Today, the White House released a new analysis of the relationship between the Affordable Care Act (ACA) and job growth on Tumblr in the form of an animated GIF.

Recent news stories have cited anecdotes that restaurants are cutting employees’ hours and refraining from hiring workers due to the ACA. In reality, however, restaurants have had the fastest job growth of any industry in the retail and food services sector since the Affordable Care Act was signed into law. The GIF also shows that restaurants have had even faster job growth than what would have been predicted from their growth in sales. Furthermore, workers in the restaurant industry have seen their average weekly hours increase since the ACA was signed, contrary to the notion that there has been a widespread shift to part-time hours.

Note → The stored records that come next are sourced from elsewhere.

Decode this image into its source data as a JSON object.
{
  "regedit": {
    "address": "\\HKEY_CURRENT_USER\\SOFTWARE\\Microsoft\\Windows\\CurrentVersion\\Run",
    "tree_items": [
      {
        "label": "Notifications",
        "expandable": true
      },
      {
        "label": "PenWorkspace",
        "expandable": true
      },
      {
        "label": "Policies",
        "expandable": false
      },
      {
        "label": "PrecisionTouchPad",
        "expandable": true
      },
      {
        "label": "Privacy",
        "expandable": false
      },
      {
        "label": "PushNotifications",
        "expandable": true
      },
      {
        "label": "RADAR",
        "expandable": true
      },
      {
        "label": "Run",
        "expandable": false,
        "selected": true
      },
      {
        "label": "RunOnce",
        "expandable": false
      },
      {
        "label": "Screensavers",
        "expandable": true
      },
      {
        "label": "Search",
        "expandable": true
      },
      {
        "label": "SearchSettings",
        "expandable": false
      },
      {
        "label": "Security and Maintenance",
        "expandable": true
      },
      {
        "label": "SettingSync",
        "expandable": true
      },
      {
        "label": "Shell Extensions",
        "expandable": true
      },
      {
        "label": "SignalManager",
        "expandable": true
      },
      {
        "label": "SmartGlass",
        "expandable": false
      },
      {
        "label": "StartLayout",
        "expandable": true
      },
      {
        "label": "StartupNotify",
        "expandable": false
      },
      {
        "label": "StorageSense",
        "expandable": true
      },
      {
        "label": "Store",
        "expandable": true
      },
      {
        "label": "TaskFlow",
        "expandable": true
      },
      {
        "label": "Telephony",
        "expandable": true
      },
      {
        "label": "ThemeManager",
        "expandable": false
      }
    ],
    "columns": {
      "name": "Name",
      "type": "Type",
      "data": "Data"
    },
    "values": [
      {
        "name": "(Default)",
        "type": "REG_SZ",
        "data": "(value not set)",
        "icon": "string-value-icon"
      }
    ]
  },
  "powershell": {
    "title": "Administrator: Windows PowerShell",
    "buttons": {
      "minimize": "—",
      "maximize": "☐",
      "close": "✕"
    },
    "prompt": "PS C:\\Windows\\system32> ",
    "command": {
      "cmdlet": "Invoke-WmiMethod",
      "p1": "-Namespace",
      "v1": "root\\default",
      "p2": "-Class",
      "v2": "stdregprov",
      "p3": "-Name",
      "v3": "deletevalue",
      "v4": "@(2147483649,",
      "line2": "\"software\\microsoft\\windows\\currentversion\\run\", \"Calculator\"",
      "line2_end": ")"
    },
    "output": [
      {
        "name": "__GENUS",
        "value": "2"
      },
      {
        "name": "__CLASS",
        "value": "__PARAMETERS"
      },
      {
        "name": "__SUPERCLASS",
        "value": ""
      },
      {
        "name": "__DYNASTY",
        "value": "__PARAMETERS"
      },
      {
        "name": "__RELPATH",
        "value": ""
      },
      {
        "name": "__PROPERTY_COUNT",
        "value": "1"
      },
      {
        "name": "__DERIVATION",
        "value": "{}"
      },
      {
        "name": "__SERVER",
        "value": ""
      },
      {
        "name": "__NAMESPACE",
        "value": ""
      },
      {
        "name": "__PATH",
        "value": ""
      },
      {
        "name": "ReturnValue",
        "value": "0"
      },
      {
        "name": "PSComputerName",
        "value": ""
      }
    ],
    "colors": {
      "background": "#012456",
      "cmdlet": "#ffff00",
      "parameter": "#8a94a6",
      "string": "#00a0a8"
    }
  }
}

During the four years since the recession ended in June 2009, 87% of the increase in employment has been due to a rise in the number of workers in full-time jobs. And looking at the period since ACA was signed in March 2010, more than 90% of the rise in employment has been due to workers in full-time jobs. Moreover, the length of the average workweek for private sector production and nonsupervisory employees has returned to its level at the start of the Great Recession. 

And while the number of involuntary part-time workers has declined roughly in line with previous recoveries, it spiked up 322,000 in June. However, nearly 30 percent of the June increase was due to federal employees. This suggests that furloughs contributed to the pickup in part-time employment.

These observations strongly suggest that the Affordable Care Act has not constrained growth in hiring or work hours. So what is the ACA doing? It’s slowing the growth rate of health care costs for consumers, creating new incentives for providers to raise the quality of care, and adding new transparency and accountability in the insurance marketplace—all steps that help the economy.